When things got tough I could never rest in Him because I lacked the strength to fully trust in Him. When we lack trust in God, we can never be still in our soul.

Then was a time when I wrestled with God.

I didn’t understand him or His ways and more importantly, I didn’t understand why He wasn’t explaining what He was doing. I thought we had a partnership so, I figured it’s not too much to ask Him to let me in on His plans. I mean, it was still my life wasn’t it?

It was a time when I was struggling with so many decisions, directions and situations. I needed breakthroughs, changes and His promises fulfilled. And so it began. I decided it was time to get real personal with God. I dug my heels in deep and confronted Him.

Every day, I would ask Him – Why? When? How? Where? What? And every day, I would remind him that I was obedient. I was faithful. I was seeking. I had surrendered and gave up all control. I was fully dependent on Him.

Then, I would ask all my questions. All. Over. Again… The next day, rewind and repeat. Then, I would sit and stew..waiting for a voice from Heaven to boom out answers to me.

Days turned into weeks and God was silent. I was mad. Eventually, I got real and told God, “it’s ok.  I didn’t need a thundering voice from heaven, a whisper would suffice”.

No whispers came.

Finally, I got tired and more frustrated than ever before. Emotionally and physically, I felt depleted and wrung out. I cried, threw my hands up and said “You Win. It wasn’t a fair fight to begin with anyway – after all, You are God!”

I stopped with the questions, then I stopped talking to Him altogether. I became still, sullen and silent – simply out of exhaustion…and slowly something began to unravel in my mind.

That’s called a revelation

Those endless questions I had? That very need to know? That was still control. In my silence, the Holy Spirit gently revealed to me that I had not in fact completely surrendered.

“… in quietness and trust is your strength…” In my quietness, I learnt to trust.

I realised that surrendering completely to God is to say, “wherever, whenever, however, and whatever Lord, as long as Your perfect will be done – 

That’s calledfaith

Not easy at all! I admit that for me to say that wholeheartedly and then faithfully place all my circumstances on His alter was like pulling teeth – minus the Novocain! After all, I’m just a mere mortal still learning to walk well with my Saviour BUT in yielding, God makes it easier.

“I know the Lord is always with me, I will not be shaken, for He is right beside me”  — Psalm 16:8

In fact, when I let Him, God even shows me how to unclench my controlling fists and let go.
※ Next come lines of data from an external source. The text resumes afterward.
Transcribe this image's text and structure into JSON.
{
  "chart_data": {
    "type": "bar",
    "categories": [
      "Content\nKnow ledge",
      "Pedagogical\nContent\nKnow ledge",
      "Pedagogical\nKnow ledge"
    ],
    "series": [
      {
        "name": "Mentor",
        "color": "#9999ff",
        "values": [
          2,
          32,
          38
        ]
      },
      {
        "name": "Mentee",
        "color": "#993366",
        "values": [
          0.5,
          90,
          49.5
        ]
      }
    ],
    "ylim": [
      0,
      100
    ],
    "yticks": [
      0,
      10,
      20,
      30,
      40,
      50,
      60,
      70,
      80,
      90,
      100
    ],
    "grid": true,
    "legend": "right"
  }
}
But I had to let it all go; when standing required too much strength, I knelt.

It was in that very posture of yielding that I found God – next to me, right where I was – down on my knees in a state of sadness, confusion and uncertainty.

In that one moment, I felt His peace weave through the maze of my mind and suddenly the clutter ceded. Then, His strength lifted me back up and I felt a familiar bounce in my step.
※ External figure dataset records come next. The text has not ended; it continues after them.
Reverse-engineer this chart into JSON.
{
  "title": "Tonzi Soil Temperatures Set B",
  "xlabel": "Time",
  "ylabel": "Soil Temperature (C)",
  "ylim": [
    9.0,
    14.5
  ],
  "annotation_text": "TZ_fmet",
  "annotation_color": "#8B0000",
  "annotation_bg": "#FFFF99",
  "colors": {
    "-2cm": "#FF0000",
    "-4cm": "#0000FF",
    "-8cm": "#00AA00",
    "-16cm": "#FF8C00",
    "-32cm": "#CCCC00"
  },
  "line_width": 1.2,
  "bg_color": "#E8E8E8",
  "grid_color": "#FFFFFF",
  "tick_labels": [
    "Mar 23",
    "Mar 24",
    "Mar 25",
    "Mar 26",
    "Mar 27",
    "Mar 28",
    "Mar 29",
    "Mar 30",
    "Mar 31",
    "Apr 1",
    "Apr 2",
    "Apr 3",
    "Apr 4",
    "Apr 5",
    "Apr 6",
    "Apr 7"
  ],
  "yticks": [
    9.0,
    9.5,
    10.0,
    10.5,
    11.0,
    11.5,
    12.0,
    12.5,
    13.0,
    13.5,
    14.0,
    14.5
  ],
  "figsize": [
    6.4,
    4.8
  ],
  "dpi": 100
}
And I remembered…“… in quietness and trust is your strength…” In my quietness, I gained my strength.

 I realised then it is in thisvery knowing – that even when God is silent, or when I feel lost, alone or think I’m drowning, and even when I don’t see or feel His hand in my circumstance, I know in my heart of hearts that God is in the water with me.

Always, in my quietness and trust in Him, I am hidden in His rest and that gives me strength.

Are you carried by His strength? Have you truly surrendered to God? Are you really ok not knowing??